Agricultores dicen que la UE quiere desmantelar la Política Agraria Común

  • Asaja denuncia que la revisión "esconde" una reducción presupuestaria de 262 millones en el periodo 2010-2013

Las organizaciones agrarias Asaja, COAG y UPA coinciden en su rechazo al llamado "chequeo médico" de la Política Agraria Común (PAC) presentado hoy por la Comisión Europea, al entender que supone un "paso más en el desmantelamiento de la PAC" y que se produce "en el peor momento posible".

Asaja lamentó hoy que, en un contexto de crisis alimentaria, inestabilidad de precios y nuevas demandas energéticas, la Comisión haya optado por "afianzarse en sus tesis y proponer como toda solución reducir los fondos destinados al presupuesto agrario, proponer nuevos recortes a las rentas de los agricultores y desmantelar los mecanismos de regulación del mercado".

En opinión de la organización que preside Pedro Barato, se trata de una propuesta "extemporánea y totalmente desafortunada" con la que la Comisión "ha conseguido el rechazo unánime de los productores agrarios europeos y la oposición de la mayoría de los ministros del Consejo de Agricultura".

Según denunció, la revisión "esconde" una reducción presupuestaria de 262 millones de euros en el presupuesto agrario en el periodo 2010-2013 e "ignora" la necesaria competitividad del sector.

"Desmontar los actuales mecanismos de intervención, como propone el chequeo médico, sin ofrecer propuestas alternativas, implica poner en riesgo la seguridad alimentaria de Europa y la contribución europea a los equilibrios alimentarios mundiales", advirtió la organización, que, por otra parte, destacó que el desacoplamiento total de las ayudas es la única medida que ve positiva para el sector agrario español.

COAG inicia una campaña de movilizaciones

Por su parte, COAG inició hoy, coincidiendo con la presentación, una campaña de movilizaciones en once comunidades autónomas para denunciar el "colapso" del campo. En Madrid, un centenar de agricultores, según informaron a Europa Press fuentes de la organización, se concentraron ante la sede de la Comisión Europea bajo el lema SOS para el futuro del campo. Por una PAC que fomente la producción y no el abandono.

Para la organización, la revisión de la PAC planteada por la Comisión Europea "sigue en la línea del desmantelamiento de la única política común de los 27, profundizando en las principales medidas que sirvieron de base en la reforma de la PAC de 2003: liberalización, desregulación, desacoplamiento de las ayudas y recortes de los apoyos para el sector agrario".

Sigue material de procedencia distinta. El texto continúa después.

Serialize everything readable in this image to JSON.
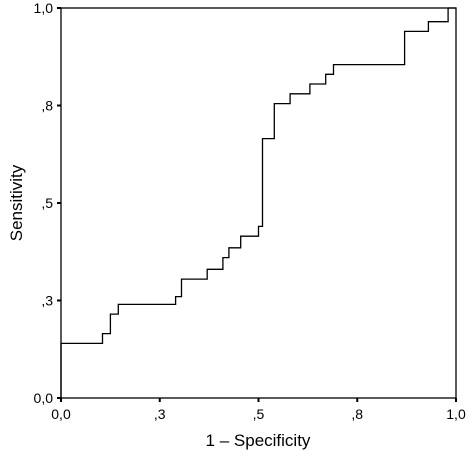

"La experiencia ha hecho visibles las negativas consecuencias que este patrón está teniendo para agricultores y consumidores, como el hecho de que el precio de los productos básicos se ha disparado, provocando problemas de acceso a los alimentos para la mayoría de la población", advirtió la organización, que denunció que, por su parte, los agricultores y ganaderos reciben precios por debajo de los costes de producción.

La organización defendió la necesidad de establecer un modelo social y profesional de agricultura que asegure precios justos para los productores y alimentos de calidad a precios razonables a los consumidores europeos.

Por otra parte, UPA emplazó al Ministerio de Medio Ambiente y Medio Rural y Marino a "buscar una mayoría" entre el resto de países de la UE para impedir que la revisión salga adelante.

El secretario general de UPA, Lorenzo Ramos, insistió en que España "no puede apoyar" una propuesta de este tipo, que, en su opinión, más que una revisión constituye una nueva reforma para "endurecer" las medidas adoptadas en la reforma agraria de 2003 y para dar "un paso más en el desmantelamiento de la PAC".

"A la Comisión sólo le preocupa recortar las ayudas a través de mecanismos de modulación, liberalizar y aplicar más desacoplamientos y eliminar totalmente todos los mecanismos de gestión y regulación de mercados", advirtió Ramos, quien opinó que esta propuesta es una "barbaridad" en el actual escenario de incertidumbre que afronta el mercado alimentario mundial.

De hecho, el técnico de UPA Javier Alejandre advirtió de que la eliminación de determinadas ayudas específicas podría conllevar la desaparición de algunos cultivos, como la remolacha, el algodón o el tabaco, mientras que en el caso del arroz España "pasará de autoabastecerse a depender de los mercados internacionales, que son convulsos y con gran volatilidad".